Er dachte, daß er wach bleiben und die schöne Prinzessin nicht aus den Augen lassen würde, aber er schlief dennoch ein.
Der Lange, der sich dreimal um den Stuhl der Prinzessin gewickelt hatte, schlief auch ein; so wie auch der Breite und der Scharfäugige.
Als der Morgen heranbrach, wachten sie alle auf, und sahen, daß die Prinzessin verschwunden war. Der Prinz jammerte laut, aber der Scharfäugige nahm seinen Verband ab, ging ans Fenster und rief:
„Jammern Sie nicht, mein Prinz. Ich sehe die Prinzessin. Hundert Meilen von hier ist ein Wald. In diesem Walde ist eine Eiche; an der Eiche ist eine Eichel und darin ist die Prinzessin! Wir wollen sie holen.“
Der Lange nahm den Scharfäugigen auf seine Schultern und machte sich so lang, daß er bei jedem Schritt zehn Meilen zurücklegen konnte. In einigen Minuten brachten sie die Eichel dem Prinzen.
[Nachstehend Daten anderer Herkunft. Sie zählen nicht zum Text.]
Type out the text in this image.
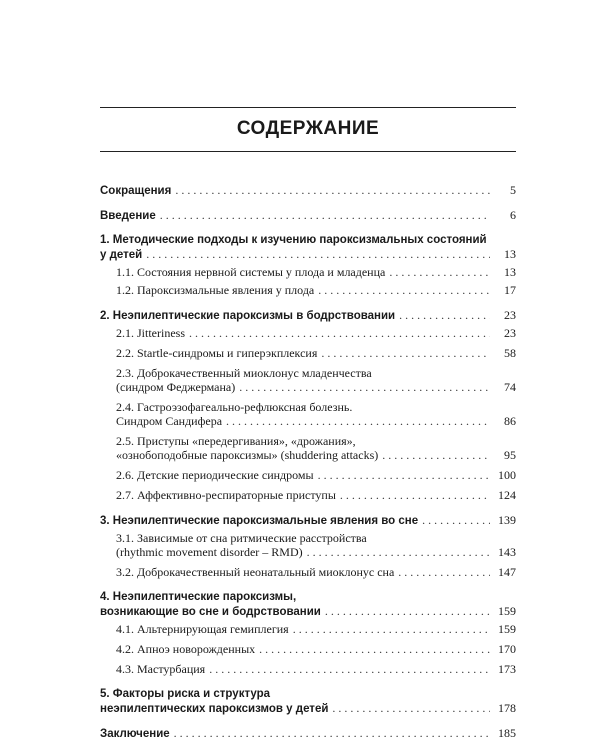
СОДЕРЖАНИЕ
Сокращения . . .	5
Введение . . .	6
1. Методические подходы к изучению пароксизмальных состояний
у детей . . .	13
1.1. Состояния нервной системы у плода и младенца . . .	13
1.2. Пароксизмальные явления у плода . . .	17
2. Неэпилептические пароксизмы в бодрствовании . . .	23
2.1. Jitteriness . . .	23
2.2. Startle-синдромы и гиперэкплексия . . .	58
2.3. Доброкачественный миоклонус младенчества
(синдром Феджермана) . . .	74
2.4. Гастроэзофагеально-рефлюксная болезнь.
Синдром Сандифера . . .	86
2.5. Приступы «передергивания», «дрожания»,
«ознобоподобные пароксизмы» (shuddering attacks) . . .	95
2.6. Детские периодические синдромы . . .	100
2.7. Аффективно-респираторные приступы . . .	124
3. Неэпилептические пароксизмальные явления во сне . . .	139
3.1. Зависимые от сна ритмические расстройства
(rhythmic movement disorder – RMD) . . .	143
3.2. Доброкачественный неонатальный миоклонус сна . . .	147
4. Неэпилептические пароксизмы,
возникающие во сне и бодрствовании . . .	159
4.1. Альтернирующая гемиплегия . . .	159
4.2. Апноэ новорожденных . . .	170
4.3. Мастурбация . . .	173
5. Факторы риска и структура
неэпилептических пароксизмов у детей . . .	178
Заключение . . .	185
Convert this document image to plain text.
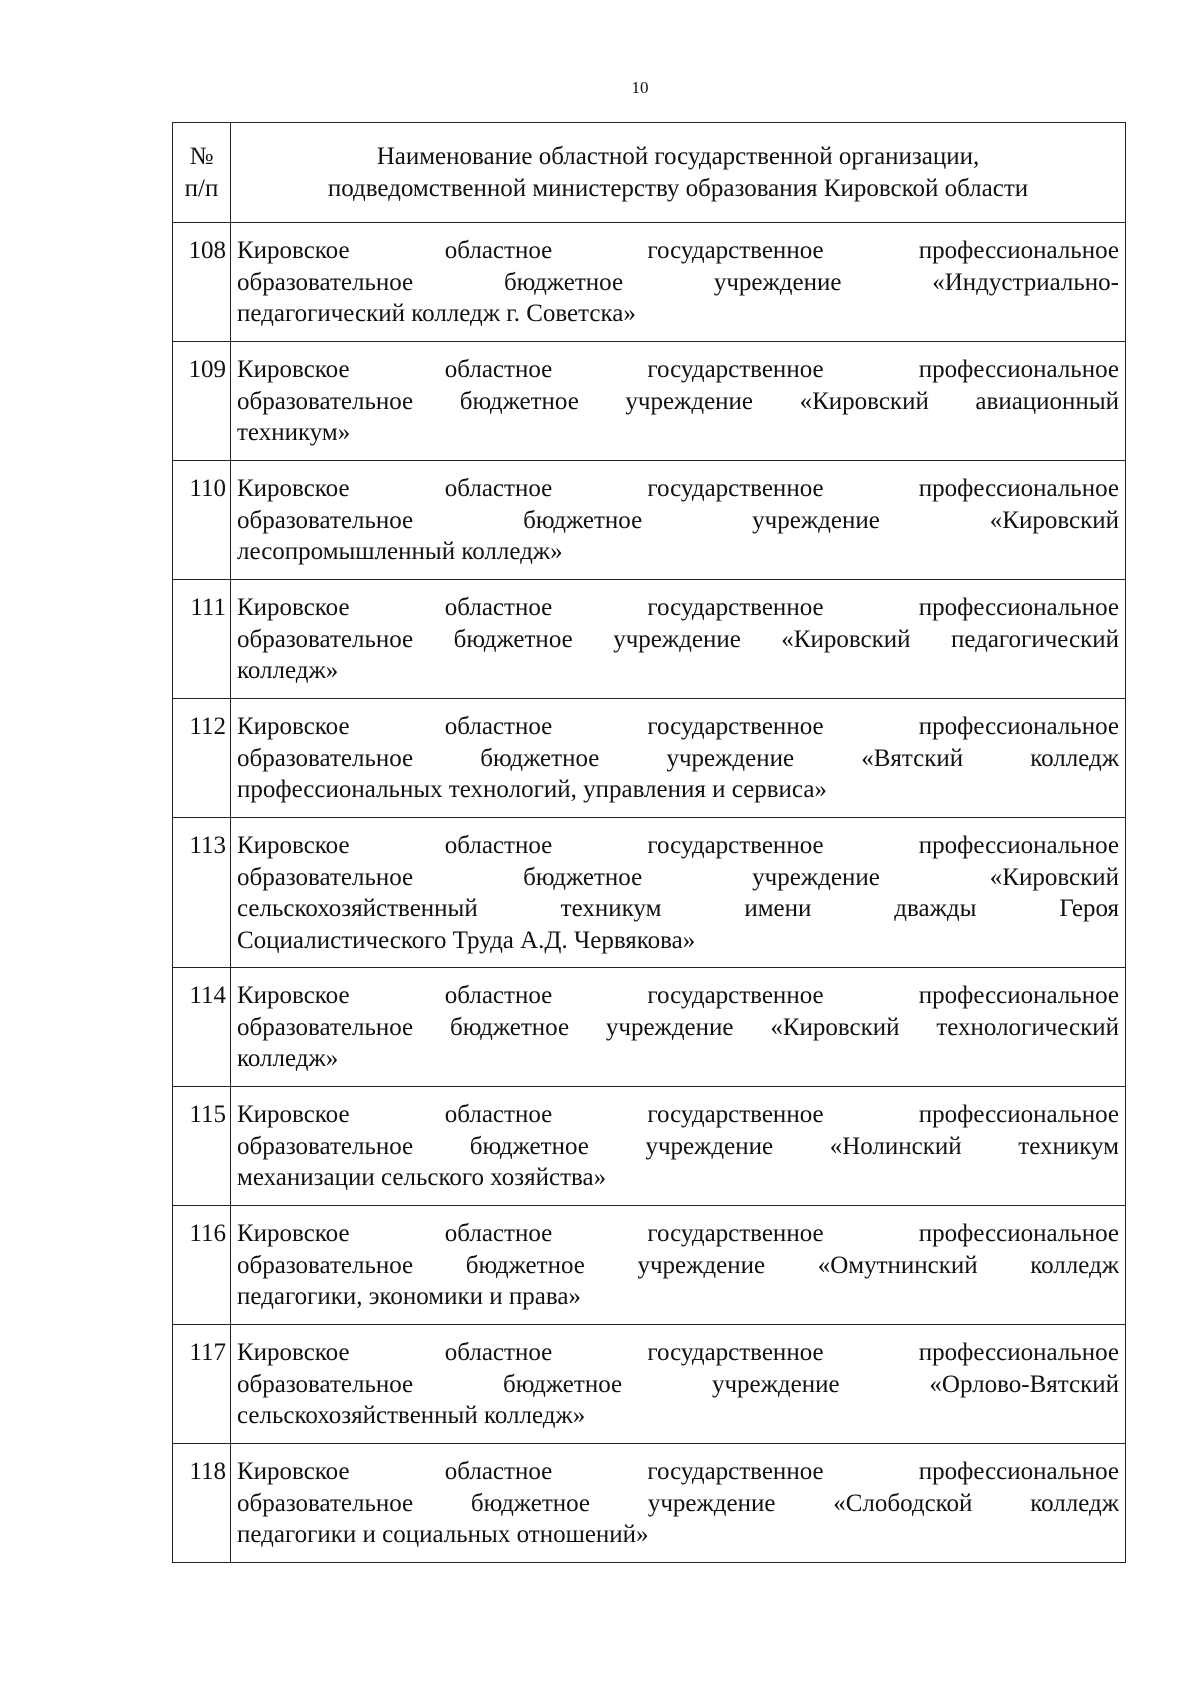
10
№
п/п	Наименование областной государственной организации,
подведомственной министерству образования Кировской области
108	Кировское областное государственное профессиональное
образовательное бюджетное учреждение «Индустриально-
педагогический колледж г. Советска»

109	Кировское областное государственное профессиональное
образовательное бюджетное учреждение «Кировский авиационный
техникум»

110	Кировское областное государственное профессиональное
образовательное бюджетное учреждение «Кировский
лесопромышленный колледж»

111	Кировское областное государственное профессиональное
образовательное бюджетное учреждение «Кировский педагогический
колледж»

112	Кировское областное государственное профессиональное
образовательное бюджетное учреждение «Вятский колледж
профессиональных технологий, управления и сервиса»

113	Кировское областное государственное профессиональное
образовательное бюджетное учреждение «Кировский
сельскохозяйственный техникум имени дважды Героя
Социалистического Труда А.Д. Червякова»

114	Кировское областное государственное профессиональное
образовательное бюджетное учреждение «Кировский технологический
колледж»

115	Кировское областное государственное профессиональное
образовательное бюджетное учреждение «Нолинский техникум
механизации сельского хозяйства»

116	Кировское областное государственное профессиональное
образовательное бюджетное учреждение «Омутнинский колледж
педагогики, экономики и права»

117	Кировское областное государственное профессиональное
образовательное бюджетное учреждение «Орлово-Вятский
сельскохозяйственный колледж»

118	Кировское областное государственное профессиональное
образовательное бюджетное учреждение «Слободской колледж
педагогики и социальных отношений»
„Werfen Sie sie auf den Boden, mein Prinz!“ rief der Lange, und sobald der Prinz dieses gethan, stand die schöne Prinzessin vor ihm. In demselben Augenblick öffneten sich die Thüren weit und der Zauberer trat herein. Als er die Prinzessin gewahr wurde, war er so böse, daß einer der eisernen Ringe um seinen Leib zersprang. Er führte die Prinzessin aus dem Saale, und der Prinz und seine drei Diener waren den ganzen Tag allein. Sie hatten genug zu essen und zu trinken, aber sie konnten weder Zauberer noch Prinzessin finden, und sahen nichts als versteinerte Männer.
Am Abend aber führte der Zauberer die Prinzessin wieder in den Saal, und der Prinz und seine Gefährten wachten wieder.